La deuxième caractéristique, la dégénérescence neurofibrillaire,
correspond à des anomalies d’une autre protéine, dite « tau », à
l’intérieur même des neurones. Celle-ci forme des neurofibrilles qui
vont empêcher le bon fonctionnement des cellules nerveuses. De plus, la perte de neurones provoque une atrophie du cortex cervical, la partie la plus externe du cerveau.
Comment évolue-t-elle ?
L’espérance
de vie après le diagnostic de la maladie est en moyenne de 8,5 ans. Les
variations entre individus sont très grandes : de 3 à 20 ans.
Où en est-on des traitements ?
Les
médicaments qui existent actuellement ne font qu’atténuer les symptômes
et seulement pour 20 % à 30 % des patients. La quasi-totalité (99,6 %)
des essais cliniques portant sur des médicaments visant à prévenir,
guérir ou améliorer les symptômes de la maladie d’Alzheimer a échoué ou
ont été abandonnés, selon des chercheurs qui ont recensé 413 essais
cliniques, réalisés entre 2002 et 2012.Des recherches sont en cours mais la compréhension de la maladie reste complexe.

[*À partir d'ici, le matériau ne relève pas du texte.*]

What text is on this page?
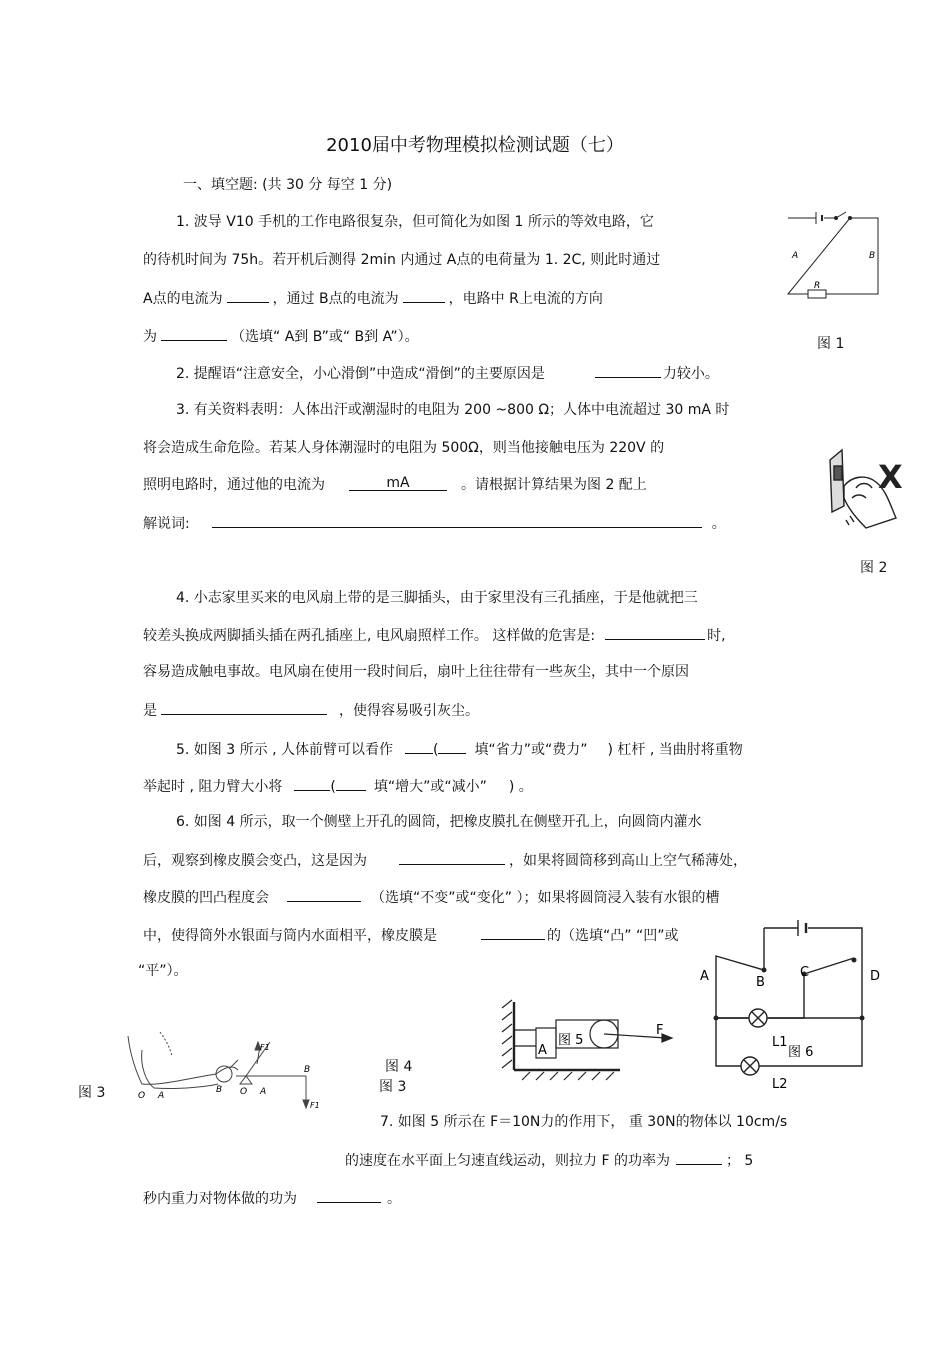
2010届中考物理模拟检测试题（七）
一、填空题: (共 30 分 每空 1 分)
1. 波导 V10 手机的工作电路很复杂，但可简化为如图 1 所示的等效电路，它
的待机时间为 75h。若开机后测得 2min 内通过 A点的电荷量为 1. 2C, 则此时通过
A点的电流为	，通过 B点的电流为	，电路中 R上电流的方向
为	（选填“ A到 B”或“ B到 A”）。
2. 提醒语“注意安全，小心滑倒”中造成“滑倒”的主要原因是	力较小。
3. 有关资料表明：人体出汗或潮湿时的电阻为 200 ~800 Ω；人体中电流超过 30 mA 时
将会造成生命危险。若某人身体潮湿时的电阻为 500Ω，则当他接触电压为 220V 的
照明电路时，通过他的电流为	mA	。请根据计算结果为图 2 配上
解说词:	。
4. 小志家里买来的电风扇上带的是三脚插头，由于家里没有三孔插座，于是他就把三
较差头换成两脚插头插在两孔插座上, 电风扇照样工作。 这样做的危害是:	时,
容易造成触电事故。电风扇在使用一段时间后，扇叶上往往带有一些灰尘，其中一个原因
是	，使得容易吸引灰尘。
5. 如图 3 所示 , 人体前臂可以看作	(	填“省力”或“费力” ) 杠杆 , 当曲肘将重物
举起时 , 阻力臂大小将	(	填“增大”或“减小” ) 。
6. 如图 4 所示，取一个侧壁上开孔的圆筒，把橡皮膜扎在侧壁开孔上，向圆筒内灌水
后，观察到橡皮膜会变凸，这是因为	，如果将圆筒移到高山上空气稀薄处，
橡皮膜的凹凸程度会	（选填“不变”或“变化” ）；如果将圆筒浸入装有水银的槽
中，使得筒外水银面与筒内水面相平，橡皮膜是	的（选填“凸” “凹”或
“平”）。
7. 如图 5 所示在 F＝10N力的作用下， 重 30N的物体以 10cm/s
的速度在水平面上匀速直线运动，则拉力 F 的功率为	； 5
秒内重力对物体做的功为	。
A	B
R
图 1
X
图 2
图 3	O A
B O A
B
F1
F1
图 4
图 3
A
F
图 5
A	B
C	D
L1
L2
图 6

Les
approches non médicamenteuses (musique, jeux, orthophonie, activité
physique, etc.) sont de plus en plus développées, même elles doivent
être évaluées. Dans tous les cas, le lien social est essentiel, d’autant
plus que la mémoire affective est souvent préservée.

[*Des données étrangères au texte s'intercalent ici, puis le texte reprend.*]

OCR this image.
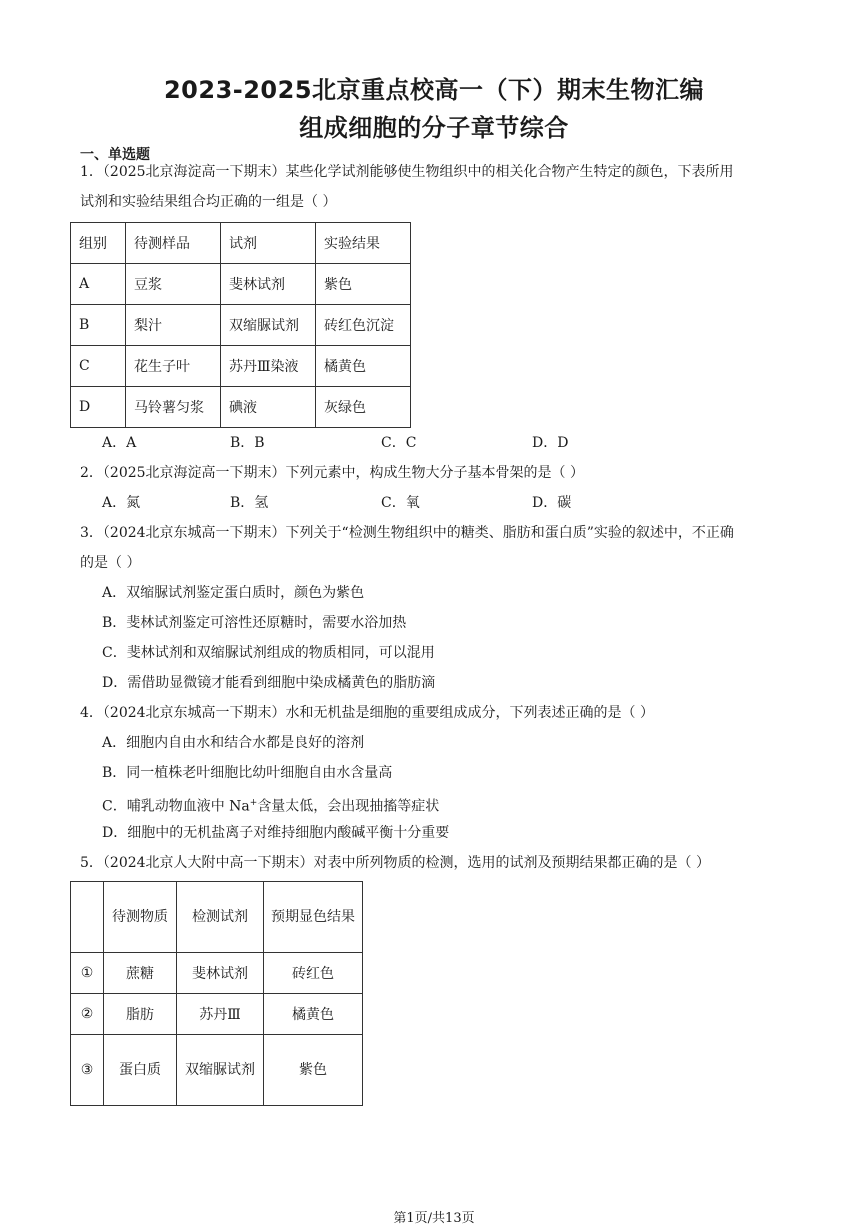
2023-2025北京重点校高一（下）期末生物汇编
组成细胞的分子章节综合
一、单选题
1．（2025北京海淀高一下期末）某些化学试剂能够使生物组织中的相关化合物产生特定的颜色，下表所用
试剂和实验结果组合均正确的一组是（ ）
组别	待测样品	试剂	实验结果
A	豆浆	斐林试剂	紫色
B	梨汁	双缩脲试剂	砖红色沉淀
C	花生子叶	苏丹Ⅲ染液	橘黄色
D	马铃薯匀浆	碘液	灰绿色
A．A	B．B	C．C	D．D
2．（2025北京海淀高一下期末）下列元素中，构成生物大分子基本骨架的是（ ）
A．氮	B．氢	C．氧	D．碳
3．（2024北京东城高一下期末）下列关于“检测生物组织中的糖类、脂肪和蛋白质”实验的叙述中，不正确
的是（ ）
A．双缩脲试剂鉴定蛋白质时，颜色为紫色
B．斐林试剂鉴定可溶性还原糖时，需要水浴加热
C．斐林试剂和双缩脲试剂组成的物质相同，可以混用
D．需借助显微镜才能看到细胞中染成橘黄色的脂肪滴
4．（2024北京东城高一下期末）水和无机盐是细胞的重要组成成分，下列表述正确的是（ ）
A．细胞内自由水和结合水都是良好的溶剂
B．同一植株老叶细胞比幼叶细胞自由水含量高
C．哺乳动物血液中 Na+含量太低，会出现抽搐等症状
D．细胞中的无机盐离子对维持细胞内酸碱平衡十分重要
5．（2024北京人大附中高一下期末）对表中所列物质的检测，选用的试剂及预期结果都正确的是（ ）
	待测物质	检测试剂	预期显色结果
①	蔗糖	斐林试剂	砖红色
②	脂肪	苏丹Ⅲ	橘黄色
③	蛋白质	双缩脲试剂	紫色
第1页/共13页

Quel est le rôle de l’entourage ?
Ce
sont les proches qui fournissent l’effort le plus important dans la
gestion de la maladie d’Alzheimer. Pour eux, le poids de la pathologie
est écrasant et peut conduire à l’épuisement, la détresse… Un rapport
commandé en septembre par la Fondation Médéric Alzheimer met l’accent
sur le rôle essentiel tenu par les « aidants », au nombre d’environ
3 millions en France. Pour 63 % d’entre eux, leur engagement est une
évidence, pourtant 85 % estiment que leur rôle est très peu valorisé,
souligne une étude réalisée par Opinion Way pour la 5e
édition de l’Université éthique Alzheimer & maladies
neurodégénératives qui s’est tenue les 14 et 15 septembre 2015 à Nantes. Des
initiatives existent pour les soulager : auxiliaires de vie, accueils
de jour des patients, centres locaux d’information et de coordination
(CLIC), des associations comme France Alzheimer, Médéric Alzheimer ou
Lions Alzheimer, qui vient d’annoncer la création de 200 centres
d’accueil de jour et des programmes de formation. Un bémol, ces
structures, inégalement réparties sur le territoire, ne sont pas
forcément connues, et ont un coût.
L’association Aiguemarine propose un autre regard sur la maladie, les
aidants, le regard sur les personnes âgées à travers la réalisation de
films, comme Les Oubliés d’Alzheimer.
Quel est le coût de la prise en charge des malades d’Alzheimer ?
Il
est particulièrement élevé à long terme : on estime que 1 000 euros par
mois restent à la charge des malades et de leur famille. L’OMS estime
qu’en 2010, le coût sociétal total de la démence dans le monde était de
604 milliards de dollars, soit 1 % du produit intérieur brut mondial.